Étiquette : 2020


  • Cédric Demangeot, D’un trou d’aujourd’hui dans la tête


    Héraud 6 bis
    Bois original tiré sur Chine de Jean-Paul Héraud
    in Cédric Demangeot, Chantier de tête, livre d’artiste,
    éditions Trames, 2020.
    Source








    D’UN TROU D’AUJOURD’HUI DANS LA TÊTE
    (extrait)





    Tête hérissée de racines de titane
    foreuse en bas de la chose – excave

    avec ce strict instinct de machine
    un cœur vieux de quatorze épaisseurs

    dans un vacarme de poulies
    organiques de mauvaise volonté

    dans un nuage de suspendues
    poussières qui scintillent encore

    à la verticale d’une montagne d’
    inachevés gravats à venir



    *



    Le rongement de toute une corderie
    c’est un travail de rat de choc.

    On peut en démissionner tous les jours.

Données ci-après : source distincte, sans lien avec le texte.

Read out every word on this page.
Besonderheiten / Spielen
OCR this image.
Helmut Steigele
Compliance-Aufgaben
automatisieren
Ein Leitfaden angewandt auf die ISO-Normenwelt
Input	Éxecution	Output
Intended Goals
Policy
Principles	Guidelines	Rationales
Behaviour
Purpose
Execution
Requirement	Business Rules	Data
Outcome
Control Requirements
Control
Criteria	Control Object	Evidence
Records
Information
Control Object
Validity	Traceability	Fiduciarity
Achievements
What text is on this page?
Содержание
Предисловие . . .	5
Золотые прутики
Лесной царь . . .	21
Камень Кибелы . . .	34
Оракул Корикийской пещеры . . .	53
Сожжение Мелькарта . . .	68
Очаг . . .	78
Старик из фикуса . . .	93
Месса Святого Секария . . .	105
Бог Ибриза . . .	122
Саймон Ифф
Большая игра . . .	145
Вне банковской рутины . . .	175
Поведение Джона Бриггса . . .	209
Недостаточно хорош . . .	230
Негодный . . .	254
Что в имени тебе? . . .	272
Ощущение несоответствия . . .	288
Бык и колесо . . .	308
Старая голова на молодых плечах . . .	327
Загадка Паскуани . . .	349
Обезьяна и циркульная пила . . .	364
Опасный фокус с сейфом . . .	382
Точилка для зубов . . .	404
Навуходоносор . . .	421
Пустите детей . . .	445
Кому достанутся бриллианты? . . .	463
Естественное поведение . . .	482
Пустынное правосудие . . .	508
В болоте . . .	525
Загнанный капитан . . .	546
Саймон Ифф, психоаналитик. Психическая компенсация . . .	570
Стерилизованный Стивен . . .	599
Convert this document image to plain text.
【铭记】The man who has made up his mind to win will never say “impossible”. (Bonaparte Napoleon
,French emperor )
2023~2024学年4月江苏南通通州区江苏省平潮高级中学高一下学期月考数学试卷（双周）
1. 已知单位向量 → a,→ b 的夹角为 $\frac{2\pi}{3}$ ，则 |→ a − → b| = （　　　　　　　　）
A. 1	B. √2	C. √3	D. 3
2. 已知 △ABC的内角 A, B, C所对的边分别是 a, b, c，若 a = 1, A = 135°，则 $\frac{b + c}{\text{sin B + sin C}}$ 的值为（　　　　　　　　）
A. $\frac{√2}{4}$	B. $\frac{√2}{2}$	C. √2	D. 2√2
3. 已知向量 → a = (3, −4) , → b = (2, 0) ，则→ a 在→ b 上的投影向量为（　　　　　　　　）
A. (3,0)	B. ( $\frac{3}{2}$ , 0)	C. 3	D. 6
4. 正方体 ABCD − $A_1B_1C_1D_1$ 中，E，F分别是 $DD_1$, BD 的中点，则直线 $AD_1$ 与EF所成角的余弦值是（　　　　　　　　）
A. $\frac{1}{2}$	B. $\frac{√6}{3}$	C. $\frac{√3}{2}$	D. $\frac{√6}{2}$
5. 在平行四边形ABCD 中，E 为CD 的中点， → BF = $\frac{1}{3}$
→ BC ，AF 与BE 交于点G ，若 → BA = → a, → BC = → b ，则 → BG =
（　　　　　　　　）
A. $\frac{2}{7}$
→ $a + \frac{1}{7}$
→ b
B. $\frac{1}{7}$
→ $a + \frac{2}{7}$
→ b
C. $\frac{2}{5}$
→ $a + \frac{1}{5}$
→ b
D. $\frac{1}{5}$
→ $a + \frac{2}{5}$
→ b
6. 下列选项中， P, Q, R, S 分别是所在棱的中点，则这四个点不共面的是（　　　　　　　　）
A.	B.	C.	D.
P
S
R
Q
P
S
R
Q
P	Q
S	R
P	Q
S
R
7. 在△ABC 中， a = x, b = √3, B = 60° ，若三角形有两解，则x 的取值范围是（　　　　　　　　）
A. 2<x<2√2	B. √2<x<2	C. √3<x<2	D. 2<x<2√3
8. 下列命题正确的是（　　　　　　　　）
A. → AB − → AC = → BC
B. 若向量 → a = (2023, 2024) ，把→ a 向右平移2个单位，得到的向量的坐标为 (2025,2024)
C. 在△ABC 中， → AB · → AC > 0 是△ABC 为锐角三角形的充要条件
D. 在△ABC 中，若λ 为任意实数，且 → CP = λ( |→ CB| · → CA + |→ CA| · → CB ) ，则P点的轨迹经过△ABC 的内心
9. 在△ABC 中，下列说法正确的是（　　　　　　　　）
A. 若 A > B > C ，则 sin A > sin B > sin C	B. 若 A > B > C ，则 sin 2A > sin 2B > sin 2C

    Mais en vérité— on ne peut pas.
    Tous les jours on ne peut pas. Sinon

    ce sont les cordes qui nous mangent.



    […]



    *



    Le rongement— la fibre— la stupeur.

    La tête est le fruit
    de l’intersection forcée
    d’ensembles en guerre.

    Irréconciliables et veufs.

    Le bruit qu’ils font en se frottant
    coagule en boule

    et comme la boule ne s’étoile jamais
    que vers l’intérieur

    ses propres rayons la blessent à mort.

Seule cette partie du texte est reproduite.